Wildfire completely unresponsive

Hi, I had my own little horror story tonight. All of a sudden, Wildfire stopped doing anything. Clients were unable to log-in (logged-in clients weren’‘t logged out, but got no response from the domain). I was unable to get onto the webadmin page (I got to the login screen, but logging in would time out every time. What’‘s particularly frightening is that I’‘ve found no indication of failure in any log. Finally, I tried to restart Wildfire, but I noticed the “/etc/init.d/wildfired stop” command wouldn’'t stop the server either. I ended up doing a kill -6 on the process. All in all, it looks like the entire process just freezed for some reason.

I’'m at a loss as the cause of my problem. Does anyone have tips on how to get to the cause of my problem?

-edit-

The thread below describes the same symptoms: http://www.jivesoftware.org/community/thread.jspa?threadID=20090&tstart=0

Message was edited by: Guus

Hi Guus,

now that you did restart Wildfire it’‘s hard to tell if you did encounter a deadlock or in which state Wildfire was. A bunch of javacore files (kill -3) would have been nice but it’'s really hard to think of this when you need your production up and running again.

Was your wildfire process consuming cpu cycles or completely idle?

LG

No, as far as I know the machine was virtually idle. I did make a jstat -gc dump, but none of the memory spaces had been completely filled.

During the time the server was unresponsive, two messages have been added to the error log. I’‘m thinking they’'re unrelated, but maybe the give someone a hint:

2006.08.19 08:46:35 org.jivesoftware.wildfire.net.BlockingReadingMode.run(BlockingReadingMode.java: 104) Connection closed before session established

Sockethttp://addr=/64.233.166.129,port=42182,localport=5269

2006.08.19 09:08:20 org.jivesoftware.wildfire.handler.PresenceUpdateHandler.process(PresenceUpdateH andler.java:141) Internal server error. Triggered by packet:

java.lang.NullPointerException

at org.jivesoftware.wildfire.SessionManager.changePriority(SessionManager.java:864 )

at org.jivesoftware.wildfire.ClientSession.setPresence(ClientSession.java:666)

at org.jivesoftware.wildfire.handler.PresenceUpdateHandler.process(PresenceUpdateH andler.java:98)

at org.jivesoftware.wildfire.handler.PresenceUpdateHandler.process(PresenceUpdateH andler.java:153)

at org.jivesoftware.wildfire.PresenceRouter.handle(PresenceRouter.java:92)

at org.jivesoftware.wildfire.PresenceRouter.route(PresenceRouter.java:61)

at org.jivesoftware.wildfire.spi.PacketRouterImpl.route(PacketRouterImpl.java:75)

at org.jivesoftware.wildfire.net.SocketReader.processPresence(SocketReader.java:29 6)

at org.jivesoftware.wildfire.net.ClientSocketReader.processPresence(ClientSocketRe ader.java:57)

at org.jivesoftware.wildfire.net.SocketReader.process(SocketReader.java:191)

at org.jivesoftware.wildfire.net.BlockingReadingMode.readStream(BlockingReadingMod e.java:156)

at org.jivesoftware.wildfire.net.BlockingReadingMode.run(BlockingReadingMode.java: 62)

at org.jivesoftware.wildfire.net.SocketReader.run(SocketReader.java:123)

at java.lang.Thread.run(Thread.java:595)

We had a freeze again today.

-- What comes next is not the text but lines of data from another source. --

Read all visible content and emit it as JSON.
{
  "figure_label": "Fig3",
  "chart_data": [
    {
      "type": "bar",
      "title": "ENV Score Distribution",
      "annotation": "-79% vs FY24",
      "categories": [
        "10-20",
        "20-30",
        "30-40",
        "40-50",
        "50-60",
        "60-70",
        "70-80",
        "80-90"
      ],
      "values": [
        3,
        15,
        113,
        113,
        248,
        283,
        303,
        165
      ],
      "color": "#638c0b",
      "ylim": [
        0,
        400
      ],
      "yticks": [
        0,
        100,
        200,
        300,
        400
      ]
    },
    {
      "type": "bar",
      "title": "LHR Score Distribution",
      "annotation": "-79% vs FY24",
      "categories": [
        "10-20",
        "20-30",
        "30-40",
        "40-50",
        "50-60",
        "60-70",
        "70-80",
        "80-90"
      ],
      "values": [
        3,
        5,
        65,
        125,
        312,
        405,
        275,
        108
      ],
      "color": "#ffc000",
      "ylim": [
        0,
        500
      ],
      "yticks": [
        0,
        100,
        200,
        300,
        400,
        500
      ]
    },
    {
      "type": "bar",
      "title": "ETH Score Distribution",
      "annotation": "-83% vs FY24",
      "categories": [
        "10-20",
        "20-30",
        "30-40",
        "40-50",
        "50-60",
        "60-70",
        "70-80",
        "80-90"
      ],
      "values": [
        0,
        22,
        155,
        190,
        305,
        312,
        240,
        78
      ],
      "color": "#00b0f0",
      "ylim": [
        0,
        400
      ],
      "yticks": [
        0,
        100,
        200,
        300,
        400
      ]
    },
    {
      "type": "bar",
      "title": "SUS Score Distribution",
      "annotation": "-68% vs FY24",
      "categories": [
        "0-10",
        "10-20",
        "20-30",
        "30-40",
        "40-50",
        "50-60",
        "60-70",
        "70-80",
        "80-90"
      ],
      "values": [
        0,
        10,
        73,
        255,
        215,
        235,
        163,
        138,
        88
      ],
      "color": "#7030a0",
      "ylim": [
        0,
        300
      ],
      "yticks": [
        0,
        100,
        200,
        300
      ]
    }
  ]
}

This time, I made a full thread dump. Sadly, there’'s no report of a deadlock in it.

We noticed something strange. I reported earlier that I was unable to login in the admin console when the server freezed. This time, I was already logged in. I was able to navigate through a couple of pages successfully. Looking at user details wouldn’'t work though.

Our first freeze, saturday, followed a couple of days after we started making use of connection managers more intensively than before. As the dates seem to coincide, I removed all connection managers as a precaution.

Guus,

I took a look at the thread dump you sent me by email. It looks like your connection to the database died. One possible scenario is that your database server got restarted without Wildfire being restarted. We have an issue filed to make the connection pool logic better at recovering from database outages. For now, we always recommend restarting Wildfire after restarting your database.

Regards,

Matt

Thanks for your help Matt. It’'s still somewhat puzzling to me how the database-connection could have died (the database itself has been up all the time). In any case, I voted for JM-343.